The Road Less Traveled To Harvard Business School

Temi Olonilua, a first generation college grad from Nigeria, announced her HBS admit

Temi Olonilua spent much of her childhood in the late ‘90s scribbling away by candlelight in the three-bedroom bungalow she shared with a dozen members of her family. Power outages were common in her hometown of Lagos, and on some evenings, completing homework assignments frequently meant lighting the taper candle she kept in her desk drawer and praying for the power to come back on.

Often, the outage would outlast the candle and she’d set down her pencil in defeat and head to bed in the darkness. Her homework would have to wait for the break of dawn.

Today, Olonilua, 26, lives in New York City and losing power is the last thing on her mind. In fact, as an engineer at the utility company that literally powers the city, it’s Olonilua’s job to keep the lights on for its denizens.

But after four years at Con Edison, she’s hanging up her hard hat to pursue her lifelong dream of attending Harvard Business School for her MBA. In the seven months since she has received her acceptance letter, Olonilua’s excitement has only amplified. But that cool December morning at the end of a year when a flu pandemic brought the world to a crawl is one that Olonilua, a first generation college student from Nigeria, won’t easily forget.
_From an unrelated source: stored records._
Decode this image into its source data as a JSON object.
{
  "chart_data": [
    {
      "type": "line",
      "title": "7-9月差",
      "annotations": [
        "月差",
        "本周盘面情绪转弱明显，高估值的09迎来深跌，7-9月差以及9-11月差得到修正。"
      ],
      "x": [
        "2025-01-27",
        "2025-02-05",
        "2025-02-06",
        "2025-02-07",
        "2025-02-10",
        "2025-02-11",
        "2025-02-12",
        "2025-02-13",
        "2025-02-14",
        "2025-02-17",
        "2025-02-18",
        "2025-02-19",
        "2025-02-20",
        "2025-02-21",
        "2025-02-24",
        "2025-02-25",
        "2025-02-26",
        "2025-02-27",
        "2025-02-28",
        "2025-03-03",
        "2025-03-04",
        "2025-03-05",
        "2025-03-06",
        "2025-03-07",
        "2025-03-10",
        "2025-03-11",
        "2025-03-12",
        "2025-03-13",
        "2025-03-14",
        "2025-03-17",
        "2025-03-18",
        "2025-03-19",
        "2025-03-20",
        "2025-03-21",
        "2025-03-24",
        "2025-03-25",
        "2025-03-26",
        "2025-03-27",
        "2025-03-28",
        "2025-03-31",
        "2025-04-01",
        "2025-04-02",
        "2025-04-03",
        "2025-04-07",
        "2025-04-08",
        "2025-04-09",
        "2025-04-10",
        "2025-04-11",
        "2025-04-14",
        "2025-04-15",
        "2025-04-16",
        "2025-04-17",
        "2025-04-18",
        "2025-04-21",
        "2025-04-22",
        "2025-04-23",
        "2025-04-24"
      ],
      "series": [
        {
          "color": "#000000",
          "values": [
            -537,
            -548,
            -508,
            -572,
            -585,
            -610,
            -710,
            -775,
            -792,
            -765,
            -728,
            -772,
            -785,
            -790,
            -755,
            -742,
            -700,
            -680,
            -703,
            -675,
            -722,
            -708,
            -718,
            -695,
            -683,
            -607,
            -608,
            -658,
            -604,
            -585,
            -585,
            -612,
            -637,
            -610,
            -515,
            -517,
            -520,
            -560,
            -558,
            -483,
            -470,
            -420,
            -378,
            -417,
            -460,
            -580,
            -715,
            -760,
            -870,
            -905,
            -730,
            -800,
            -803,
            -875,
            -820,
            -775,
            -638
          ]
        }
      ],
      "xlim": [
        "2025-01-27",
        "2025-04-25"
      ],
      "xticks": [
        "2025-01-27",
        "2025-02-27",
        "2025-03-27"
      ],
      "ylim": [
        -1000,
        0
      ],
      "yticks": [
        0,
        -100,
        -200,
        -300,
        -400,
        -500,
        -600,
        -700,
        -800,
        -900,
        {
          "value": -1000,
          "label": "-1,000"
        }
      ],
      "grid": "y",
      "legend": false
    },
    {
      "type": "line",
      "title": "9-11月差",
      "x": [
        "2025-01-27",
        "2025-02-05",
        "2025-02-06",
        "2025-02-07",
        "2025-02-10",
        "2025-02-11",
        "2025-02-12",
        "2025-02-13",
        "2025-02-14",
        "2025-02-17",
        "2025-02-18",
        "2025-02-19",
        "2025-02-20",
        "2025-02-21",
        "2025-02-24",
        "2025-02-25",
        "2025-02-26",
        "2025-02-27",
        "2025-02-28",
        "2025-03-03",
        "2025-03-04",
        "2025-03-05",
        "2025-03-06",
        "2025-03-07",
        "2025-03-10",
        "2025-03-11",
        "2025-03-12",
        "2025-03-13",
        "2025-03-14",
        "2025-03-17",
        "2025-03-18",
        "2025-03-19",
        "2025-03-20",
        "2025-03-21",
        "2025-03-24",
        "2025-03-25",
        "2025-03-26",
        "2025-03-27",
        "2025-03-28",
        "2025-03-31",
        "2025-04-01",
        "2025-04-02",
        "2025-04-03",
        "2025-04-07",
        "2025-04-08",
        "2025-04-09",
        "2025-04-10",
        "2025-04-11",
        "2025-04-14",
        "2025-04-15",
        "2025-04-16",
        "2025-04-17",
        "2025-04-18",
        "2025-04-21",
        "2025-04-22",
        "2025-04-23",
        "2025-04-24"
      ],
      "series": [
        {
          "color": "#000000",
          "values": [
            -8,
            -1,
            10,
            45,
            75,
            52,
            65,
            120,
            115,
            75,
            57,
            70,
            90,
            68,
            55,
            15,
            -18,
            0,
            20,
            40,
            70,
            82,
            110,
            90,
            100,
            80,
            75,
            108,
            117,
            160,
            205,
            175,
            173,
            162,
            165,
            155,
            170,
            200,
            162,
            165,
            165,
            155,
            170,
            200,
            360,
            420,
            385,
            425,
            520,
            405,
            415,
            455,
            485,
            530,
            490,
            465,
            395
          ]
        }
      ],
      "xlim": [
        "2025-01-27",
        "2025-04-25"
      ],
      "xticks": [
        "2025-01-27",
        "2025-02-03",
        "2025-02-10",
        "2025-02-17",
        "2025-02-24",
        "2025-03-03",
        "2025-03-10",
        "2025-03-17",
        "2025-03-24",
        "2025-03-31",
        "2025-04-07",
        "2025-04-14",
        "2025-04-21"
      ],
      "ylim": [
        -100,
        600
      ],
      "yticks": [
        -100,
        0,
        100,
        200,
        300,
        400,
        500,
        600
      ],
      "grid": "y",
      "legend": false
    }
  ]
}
‘TIME JUST FELT LIKE IT WASN’T MOVING’

She had hoped to sleep in to kill some time before the big announcement at noon, but her circadian cycle had different plans for her that day. She woke up feeling restless at 5 a.m. and going back to sleep had proved futile. Then again, how can one be expected to sleep soundly when anticipating a life-changing decision from Harvard?

“The hours from 5 a.m. to noon, it’s only seven hours, but it was the longest seven hours,” Olonilua remembered.

She pulled the covers off, put on a pot of coffee, and showered before logging onto her work computer and completing a few tasks.

“The time just felt like it wasn’t moving,” she recalled.

Well, maybe breakfast would kill some time. Instead of her usual yogurt, she decided to make a smoothie. And then she went for a walk. She was almost relieved when it was finally time to join her colleagues for a virtual meeting—it allowed her to shift her focus onto something else.

But as noon drew closer, the butterflies were back. Olonilua left all of her electronic devices in her room and went to sit next to her mother in the living room. They tried to watch TV together.

SHE FELL TO THE FLOOR, ROLLING AND SCREAMING

And then five minutes before Decision Time, she had her brother bring her laptop over to her. They watched the minutes tick by. A funny thing happened. After spending all morning waiting for the moment, suddenly she realized she wasn’t ready for what she was about to find out.

She removed her glasses from her face—without them, she couldn’t see—logged into the applicant portal and clicked on “Update Available” to pull up the letter.

“So it’s like I’m not going to be able to make out the words, but if I see a really short sentence, I’ll know I got in, and then I can wear my glasses and read on, but if I don’t see a short sentence, I can just log out and shut my computer and just, like, cry,” she said.

The tears flowed just the same. She did a double take just to make sure, and then screamed with delight. She fell to the floor, rolling and screaming. Her sister burst into the room wondering what had happened. Rejoicing, the family gathered for a prayer, their faces stained with tears. Olonilua was in disbelief. After all, little more than one in ten Harvard MBA students these days are first generation college grads.

“You have this dream and you pray it happens, but is it actually going to happen?”

PHONE CALLS. SLACK MESSAGES. AND THE CHAMPAGNE FLOWED

The next few hours were filled with a steady flow of champagne and phone calls and Slack messages. After sharing the good news with her boss, she somehow returned to work and then went for a walk at a local park to process the news. The smile never left her face.

“I had all these emotions, but it was amazing,” she said. “It was so, so great,”

It took Olonilua days before she could go back and read the rest of her acceptance letter.

Born to parents who met and fell in love in Lagos, Olonilua spent the first 15 years of her life in Nigeria’s largest city, where she attended primary and secondary school and grew up in a large, tight-knit family with three sisters and a younger brother. The family didn’t have much, but they had God and they had each other, and as it later turned out, some luck. But privacy? Not so much.

“There was no privacy at all,” she laughed.